IGoR, Jackson added, will modernize how evidence is generated, shared, and validated — not just within ARPA-H’s portfolio, but across the wider research enterprise.
Broader Impact on U.S. Healthcare
Addressing Chronic and Complex Diseases
IGoR specifically targets research areas considered too expensive or complex for conventional methods. Chronic conditions like Alzheimer’s, diabetes, and cancer — diseases that impose enormous burdens on patients and the U.S. health system — stand to benefit most directly.

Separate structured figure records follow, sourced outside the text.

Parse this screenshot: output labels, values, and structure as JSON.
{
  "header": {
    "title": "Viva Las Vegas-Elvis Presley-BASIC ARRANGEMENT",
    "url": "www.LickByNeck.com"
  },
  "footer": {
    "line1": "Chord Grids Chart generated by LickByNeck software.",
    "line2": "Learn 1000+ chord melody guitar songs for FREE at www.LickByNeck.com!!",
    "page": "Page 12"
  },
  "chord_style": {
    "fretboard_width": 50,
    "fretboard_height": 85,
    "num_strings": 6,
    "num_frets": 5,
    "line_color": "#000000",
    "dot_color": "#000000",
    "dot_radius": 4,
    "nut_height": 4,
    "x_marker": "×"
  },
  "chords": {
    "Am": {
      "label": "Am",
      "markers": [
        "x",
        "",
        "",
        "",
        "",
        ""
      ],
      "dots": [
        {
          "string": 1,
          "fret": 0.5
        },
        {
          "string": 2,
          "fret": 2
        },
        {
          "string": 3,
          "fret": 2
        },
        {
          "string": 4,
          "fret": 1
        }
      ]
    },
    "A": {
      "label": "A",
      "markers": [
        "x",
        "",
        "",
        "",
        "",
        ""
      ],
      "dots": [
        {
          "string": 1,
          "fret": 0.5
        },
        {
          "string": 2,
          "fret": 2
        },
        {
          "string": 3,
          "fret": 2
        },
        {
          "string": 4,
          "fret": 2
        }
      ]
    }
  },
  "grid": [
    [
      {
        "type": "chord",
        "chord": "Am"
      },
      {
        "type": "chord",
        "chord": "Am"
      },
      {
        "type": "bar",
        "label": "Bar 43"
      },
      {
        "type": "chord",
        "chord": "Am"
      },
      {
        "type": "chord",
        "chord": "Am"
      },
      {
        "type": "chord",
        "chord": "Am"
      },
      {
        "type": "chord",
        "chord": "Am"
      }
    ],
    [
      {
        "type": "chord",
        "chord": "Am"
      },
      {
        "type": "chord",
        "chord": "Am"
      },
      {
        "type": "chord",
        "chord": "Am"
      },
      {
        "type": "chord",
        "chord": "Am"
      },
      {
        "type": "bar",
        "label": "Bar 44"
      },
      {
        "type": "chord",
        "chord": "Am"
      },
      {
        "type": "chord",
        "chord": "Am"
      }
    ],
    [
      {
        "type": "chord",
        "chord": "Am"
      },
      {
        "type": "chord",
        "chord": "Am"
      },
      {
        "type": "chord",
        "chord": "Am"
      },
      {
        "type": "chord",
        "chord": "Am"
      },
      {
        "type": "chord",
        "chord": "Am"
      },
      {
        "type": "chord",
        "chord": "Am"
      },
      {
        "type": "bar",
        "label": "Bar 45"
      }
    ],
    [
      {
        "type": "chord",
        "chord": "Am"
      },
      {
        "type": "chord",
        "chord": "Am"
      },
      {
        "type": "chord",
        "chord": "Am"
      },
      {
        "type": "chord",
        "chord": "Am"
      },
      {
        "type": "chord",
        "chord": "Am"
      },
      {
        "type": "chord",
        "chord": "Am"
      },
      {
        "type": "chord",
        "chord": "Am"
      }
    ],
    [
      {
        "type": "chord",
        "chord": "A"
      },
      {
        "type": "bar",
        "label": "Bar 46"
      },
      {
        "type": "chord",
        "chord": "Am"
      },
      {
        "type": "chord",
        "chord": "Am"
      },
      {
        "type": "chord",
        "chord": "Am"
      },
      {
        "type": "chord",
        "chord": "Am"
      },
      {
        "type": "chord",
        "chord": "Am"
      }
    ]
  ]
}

Reinforcing U.S. Research Leadership
Beyond treatment outcomes, ARPA-H frames IGoR as a tool for reinforcing American leadership in biomedical discovery. By building a scalable, AI-powered research infrastructure, the U.S. aims to maintain its competitive edge in global health innovation.
Expanding Partnerships
IGoR aligns with Jackson’s broader agenda at ARPA-H, which includes expanding partnerships with researchers, startups, and technology companies. Since taking over as director in late 2025, Jackson has pushed initiatives spanning healthcare cybersecurity, distributed biomanufacturing, and advanced medical technologies.
What Comes Next
ARPA-H plans to engage with industry, academic researchers, and technology partners as IGoR moves from proposal to implementation. The five-year timeline gives the program room to iterate — but the ambition is clear from day one.
The IGoR grant program represents one of the most structurally ambitious shifts in U.S. federal research strategy in recent years. If it succeeds, the ripple effects could touch every corner of biomedicine — from drug development to clinical trial design to FDA regulatory review.